Leisa is in in love, yes, she is! It delights me to see her bloom in her newly found love, all vibrant and energised. I met her very recently, and got a chance to have a heart to heart conversation. I thought it to apt to put our conversation here into a blog piece because her thoughts touched me and will resound in others too. For the ease of my readers and myself, I am adopting the first person narrative. Read, Think and be Renewed :).
No matter how
much I will and remind myself of living in the Here and Now, the fear and
anxieties related to the past experience makes me weak, sometimes. I have
always been told by the elders around and something I've come to live with, the
belief that only what is “God willed" happens,eventually, regardless of
what human beings think and want to happen.
This belief makes me keep
my expectations as low as possible, and urges me to live a day at a time by
gathering up all that comes my way, good or not so good, without investing much
in futuristic planning. But, I am a person with dreams, desires,
ambitions, thoughts, likes and dislikes, emotions, love (above all) and all
that a life entails. This belief has often torn me from inside, because it tells
me not to be controlled by any of these because it is not what I think will
happen but what the supreme power wants, what is already destined. All
religions preach that I believe.
This belief has made me
submit to uncertainties and disappointments without questioning the
failures but believing that it has happened for good which I will
understand not immediately. Ironically, so has this worked out well for me and
I'm happy with where I am, what I am,
and what I have, today. This contentedness is also
because I have found Love again in my life. But, I fear what
if that I have now is taken away from me? What if this love, which completes me
today in the form of a companion’s love, is pulled out some day for whatever
reason?
Then comes a flurry of
questions to my mind which I ask of Him- why is it that you send me love and
take it away? Why you put me through all this pain when I had learned to adapt
to the loneliness (even if I prayed for loving companion)? Why is it that you
fill me with renewed hopes and resurrect my desires, and then take away the
means of fulfilling them? Did I ask you for things to happen in any particular
way that you should let the best happen to me and then deprive me of it? Such
questions are many that I pose to Him (all due to a different bonding I share
with Him that I take liberty to question him and express my anguish and
disappointments, since the religion doesn't allow this, otherwise).
I have welcomed love with
warmth and arms wide open again, but this latent fear of me again being alone
takes away my peace. While this fear humbles me down, it also takes away the
confidence in me about people being capable to accomplish what they want to
with sheer determination (and God’s love).
To people who know well
about my faith in God’s omnipresent love for me, might think as to why I
exhibit such insipid views about the Him. Forget about others, this thought
pricked me while thinking all this but another thought tactfully countered the
former. A voice told me that my Beloved isn't that weak and barbaric as He has
been projected and preached to be, to be displeased and “punish” me from
expressing my thoughts freely about the dilemma I live with. After all, I’m
human.
I want to tell Him that I
am very content and happy with my work and family life, and only that I wish to
settle down with my companion some time soon. Moreover, it is He who sent him
to me during the Lenten season of 2014. I know He is capable of fixing things
to best suit us, and so, He should make do best for us with what we have (each
other) with us right now. It is difficult to recuperate from the loss and pain
associated with broken relationships and even more weakening to find love
re-enter into one's life to exit yet again. It pain when after years
couple discover they were not compatible and either of them leave. There are
various reasons for people to separate and sadly not enough to live together
and fix the issues (while some cases genuinely require people to separate and
very rightly so).
Having said all this, there
are also some verses in the Bible that give me courage to proceed with what I
want to (of course with the clear intention) knowing that God is with me.

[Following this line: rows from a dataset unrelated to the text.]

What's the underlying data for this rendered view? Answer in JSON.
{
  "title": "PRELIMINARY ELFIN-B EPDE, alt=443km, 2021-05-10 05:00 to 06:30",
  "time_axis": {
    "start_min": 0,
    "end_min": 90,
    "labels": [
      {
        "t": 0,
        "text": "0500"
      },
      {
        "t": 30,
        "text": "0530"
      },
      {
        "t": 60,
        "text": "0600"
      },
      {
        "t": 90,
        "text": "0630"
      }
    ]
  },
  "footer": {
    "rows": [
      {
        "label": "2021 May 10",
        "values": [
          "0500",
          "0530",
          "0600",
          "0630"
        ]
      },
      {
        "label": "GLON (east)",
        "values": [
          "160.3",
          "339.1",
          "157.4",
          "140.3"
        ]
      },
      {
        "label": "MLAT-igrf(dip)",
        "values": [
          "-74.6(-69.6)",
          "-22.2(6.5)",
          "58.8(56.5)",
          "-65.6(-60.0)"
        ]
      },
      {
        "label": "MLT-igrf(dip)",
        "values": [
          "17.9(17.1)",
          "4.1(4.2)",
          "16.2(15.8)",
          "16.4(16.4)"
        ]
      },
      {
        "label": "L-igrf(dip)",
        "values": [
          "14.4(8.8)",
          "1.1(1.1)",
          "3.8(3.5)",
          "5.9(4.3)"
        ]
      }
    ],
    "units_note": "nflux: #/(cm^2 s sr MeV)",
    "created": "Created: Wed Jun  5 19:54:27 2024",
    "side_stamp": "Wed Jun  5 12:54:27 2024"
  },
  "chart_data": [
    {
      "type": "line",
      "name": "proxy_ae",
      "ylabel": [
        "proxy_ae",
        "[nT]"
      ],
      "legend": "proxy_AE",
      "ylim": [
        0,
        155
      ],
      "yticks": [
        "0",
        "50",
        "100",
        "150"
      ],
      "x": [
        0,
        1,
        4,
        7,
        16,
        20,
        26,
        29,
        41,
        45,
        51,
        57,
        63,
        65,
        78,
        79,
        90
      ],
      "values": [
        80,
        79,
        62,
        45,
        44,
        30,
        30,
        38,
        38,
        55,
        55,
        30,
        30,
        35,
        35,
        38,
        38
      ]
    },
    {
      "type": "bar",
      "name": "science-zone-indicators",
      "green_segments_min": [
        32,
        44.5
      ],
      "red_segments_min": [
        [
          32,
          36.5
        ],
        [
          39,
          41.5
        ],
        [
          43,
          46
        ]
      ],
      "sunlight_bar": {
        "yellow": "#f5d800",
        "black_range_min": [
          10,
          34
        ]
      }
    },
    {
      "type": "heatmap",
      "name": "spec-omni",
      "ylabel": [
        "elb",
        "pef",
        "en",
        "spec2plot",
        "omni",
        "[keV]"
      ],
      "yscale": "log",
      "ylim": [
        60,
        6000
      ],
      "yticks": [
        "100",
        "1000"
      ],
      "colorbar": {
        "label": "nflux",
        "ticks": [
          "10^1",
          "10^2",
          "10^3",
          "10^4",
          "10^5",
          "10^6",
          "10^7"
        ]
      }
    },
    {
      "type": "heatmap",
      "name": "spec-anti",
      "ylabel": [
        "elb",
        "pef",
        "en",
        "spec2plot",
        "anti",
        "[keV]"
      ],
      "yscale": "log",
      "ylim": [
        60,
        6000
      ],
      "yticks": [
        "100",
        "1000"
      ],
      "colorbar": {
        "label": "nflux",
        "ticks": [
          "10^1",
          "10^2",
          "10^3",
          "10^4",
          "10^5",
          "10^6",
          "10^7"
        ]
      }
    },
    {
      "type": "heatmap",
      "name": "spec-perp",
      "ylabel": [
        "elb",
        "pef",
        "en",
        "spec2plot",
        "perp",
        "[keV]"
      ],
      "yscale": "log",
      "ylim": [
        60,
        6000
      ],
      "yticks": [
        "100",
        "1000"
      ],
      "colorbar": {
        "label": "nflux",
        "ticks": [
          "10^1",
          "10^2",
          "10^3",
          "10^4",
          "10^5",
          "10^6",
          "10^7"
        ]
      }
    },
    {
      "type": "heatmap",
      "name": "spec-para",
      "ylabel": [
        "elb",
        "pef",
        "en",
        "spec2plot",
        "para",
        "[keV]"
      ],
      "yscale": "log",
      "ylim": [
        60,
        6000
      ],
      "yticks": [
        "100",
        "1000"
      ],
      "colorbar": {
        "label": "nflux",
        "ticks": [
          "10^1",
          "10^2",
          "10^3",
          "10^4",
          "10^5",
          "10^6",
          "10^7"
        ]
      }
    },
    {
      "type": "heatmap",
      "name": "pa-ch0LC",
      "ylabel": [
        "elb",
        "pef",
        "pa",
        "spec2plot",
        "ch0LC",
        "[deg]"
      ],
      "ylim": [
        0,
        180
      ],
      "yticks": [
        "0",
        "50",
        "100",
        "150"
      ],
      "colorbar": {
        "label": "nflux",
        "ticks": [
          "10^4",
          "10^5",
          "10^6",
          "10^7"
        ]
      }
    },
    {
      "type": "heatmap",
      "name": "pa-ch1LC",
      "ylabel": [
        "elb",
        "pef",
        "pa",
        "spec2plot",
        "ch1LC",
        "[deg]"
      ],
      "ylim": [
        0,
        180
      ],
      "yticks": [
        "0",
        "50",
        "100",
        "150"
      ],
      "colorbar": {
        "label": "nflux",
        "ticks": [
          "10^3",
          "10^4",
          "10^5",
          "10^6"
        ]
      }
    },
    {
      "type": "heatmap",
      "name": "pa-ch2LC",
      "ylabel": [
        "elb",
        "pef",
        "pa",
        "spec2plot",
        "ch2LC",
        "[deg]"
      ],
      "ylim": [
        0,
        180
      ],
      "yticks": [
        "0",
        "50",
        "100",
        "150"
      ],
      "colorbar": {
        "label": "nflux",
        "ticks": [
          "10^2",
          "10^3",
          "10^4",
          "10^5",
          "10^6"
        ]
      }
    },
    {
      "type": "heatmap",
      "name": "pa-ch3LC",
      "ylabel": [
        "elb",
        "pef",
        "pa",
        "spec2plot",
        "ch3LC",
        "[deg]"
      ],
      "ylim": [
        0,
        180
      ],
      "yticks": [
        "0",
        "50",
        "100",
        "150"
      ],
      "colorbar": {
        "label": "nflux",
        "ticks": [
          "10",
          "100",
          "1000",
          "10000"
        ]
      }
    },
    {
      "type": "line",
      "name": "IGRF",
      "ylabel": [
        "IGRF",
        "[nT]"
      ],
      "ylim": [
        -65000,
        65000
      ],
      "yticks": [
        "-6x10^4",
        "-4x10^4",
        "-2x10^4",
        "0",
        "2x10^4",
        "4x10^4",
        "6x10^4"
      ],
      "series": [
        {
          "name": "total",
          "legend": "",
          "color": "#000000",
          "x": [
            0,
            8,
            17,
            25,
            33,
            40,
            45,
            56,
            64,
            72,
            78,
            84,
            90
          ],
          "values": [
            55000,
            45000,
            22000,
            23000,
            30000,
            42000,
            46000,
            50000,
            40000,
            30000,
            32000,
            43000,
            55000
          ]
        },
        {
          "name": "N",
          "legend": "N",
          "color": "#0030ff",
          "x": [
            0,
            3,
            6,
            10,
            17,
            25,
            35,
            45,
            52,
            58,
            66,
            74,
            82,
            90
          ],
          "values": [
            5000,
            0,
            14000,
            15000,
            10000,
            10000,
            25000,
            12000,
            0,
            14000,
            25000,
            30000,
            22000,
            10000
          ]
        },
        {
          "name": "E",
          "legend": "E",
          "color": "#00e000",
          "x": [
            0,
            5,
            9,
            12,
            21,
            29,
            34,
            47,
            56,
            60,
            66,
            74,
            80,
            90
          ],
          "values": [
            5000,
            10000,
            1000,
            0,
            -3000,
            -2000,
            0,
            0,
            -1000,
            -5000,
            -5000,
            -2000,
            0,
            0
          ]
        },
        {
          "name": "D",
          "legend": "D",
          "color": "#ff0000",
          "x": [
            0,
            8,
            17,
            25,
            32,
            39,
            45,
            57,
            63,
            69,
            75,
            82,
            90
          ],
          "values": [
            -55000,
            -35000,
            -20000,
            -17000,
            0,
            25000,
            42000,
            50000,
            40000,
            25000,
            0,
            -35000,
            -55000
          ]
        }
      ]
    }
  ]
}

Jesus taught me that what I ask in faith I should believe I have been
granted. And I’ve read that when people concede to something here on the earth,
it is conceded to up in the heaven also and God fulfills it.
Why is it that the scriptures interpreted in this manner
are attacked to be misinterpreted for selfish gains, while those interpretations
enabling and maintaining division of the people and society are received
justly? Anyways!
I have embarked on a new
journey to rediscover and explore the path of Love with my companion. I remind
myself that I won't let anything have authority over me to shatter me at its
failure. To my surprise, I am realising the futility of logic when juxtaposed
with matters of heart. It is the heart that refuses to be consoled by the
reasoning and logic. It wants what is loves, and the thought of it being taken
away from it does make it break. Given all the mature thinking, fears lodged
deep inside surface sometimes.
However, all said and done, I have just "Here and Now", this present moment in which I can do whatever I want to, without giving into the fears and anxieties. I want to share my love and life with my beloved. I wish for love to stay longer with me. I can only hope that it stays and grows profound with time. I acknowledge the deep seated fears but would not surrender to them. All in hope.